The ~25 MB gap between estimated and actual is the constant overhead of Python, numpy, and the C extension runtime. For large sheets the Fd table dominates and the overhead becomes negligible.

Memory grows as O((W+1)² × (H+1)²) — roughly the fourth power of sheet size for square sheets. The full table is allocated upfront regardless of how many states are actually needed. Memory is therefore the binding constraint for large problems.

Development

# Install in development mode
pip install -e .[dev]

# Compile C extension
python setup.py build_ext --inplace

# Run all tests
pytest tests/ -v

# Run tests with coverage
pytest tests/ --cov=guillotine --cov-report=term

Architecture

guillotine-cutter/
├── src/guillotine/
│   ├── core/
│   │   ├── geometry.py      # SheetGeometry: defect prefix sums, O(1) purity queries
│   │   ├── patterns.py      # CutPatternGenerator: normal pattern cut positions
│   │   ├── dp_solver.py     # GuillotineDP: DP solver, reconstruction
│   │   ├── _solver.c        # C extension: fill_g, fill_F, fill_Fd with OpenMP
│   │   └── constants.py     # DECISION_* constants shared by Python and C
│   ├── io.py                # JSON/CSV I/O, input validation
│   ├── visualize.py         # Matplotlib visualization
│   └── __main__.py          # CLI entry point
├── setup.py                 # C extension build configuration
├── tests/                   # Test suite
└── examples/                # Example problem JSON files

Algorithm overview

The solver implements exact guillotine DP in three phases:

Phase 1 — g-table (fill_g): For each rectangle size (w,h), compute the best value achievable by tiling with copies of a single item type. Implemented in C with OpenMP parallelization across widths.

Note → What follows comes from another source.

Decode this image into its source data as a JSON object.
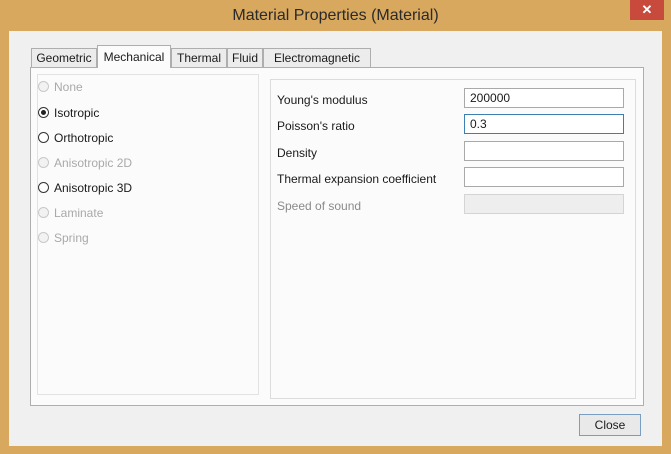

Phase 2 — F-table (fill_F): For each rectangle size (w,h), compute the optimal value assuming no defects (pure rectangle). Tries single-item tiling from Phase 1, vertical cuts, and horizontal cuts at normal pattern positions. Uses symmetry (only tries cuts up to half the dimension). Implemented in C, sequential (bottom-up dependency).

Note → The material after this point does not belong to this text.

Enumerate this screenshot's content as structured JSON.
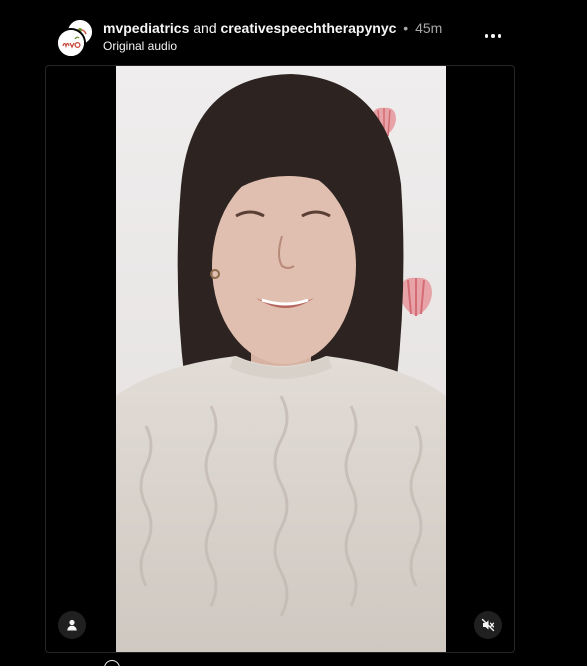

Phase 3 — Fd-table (fill_Fd): For each rectangle size (w,h) and position (x,y), compute the optimal value accounting for defects. Pure positions (detected via O(1) prefix-sum query) reuse Phase 2 results directly. Defected positions try all normal pattern cuts and defect-aligned cuts, taking the best. Implemented in C with OpenMP parallelization across (x,y) positions at each fixed (w,h).

Citation

This project is inspired by the guillotine cutting approach for 2D cutting stock problems with defects described in:

H. Zhang, S. Yao, Q. Liu, J. Leng, and L. Wei, "Exact approaches for the unconstrained two-dimensional cutting problem with defects," Computers & Operations Research, vol. 160, 106407, 2023. https://doi.org/10.1016/j.cor.2023.106407

License

MIT License - see LICENSE file for details.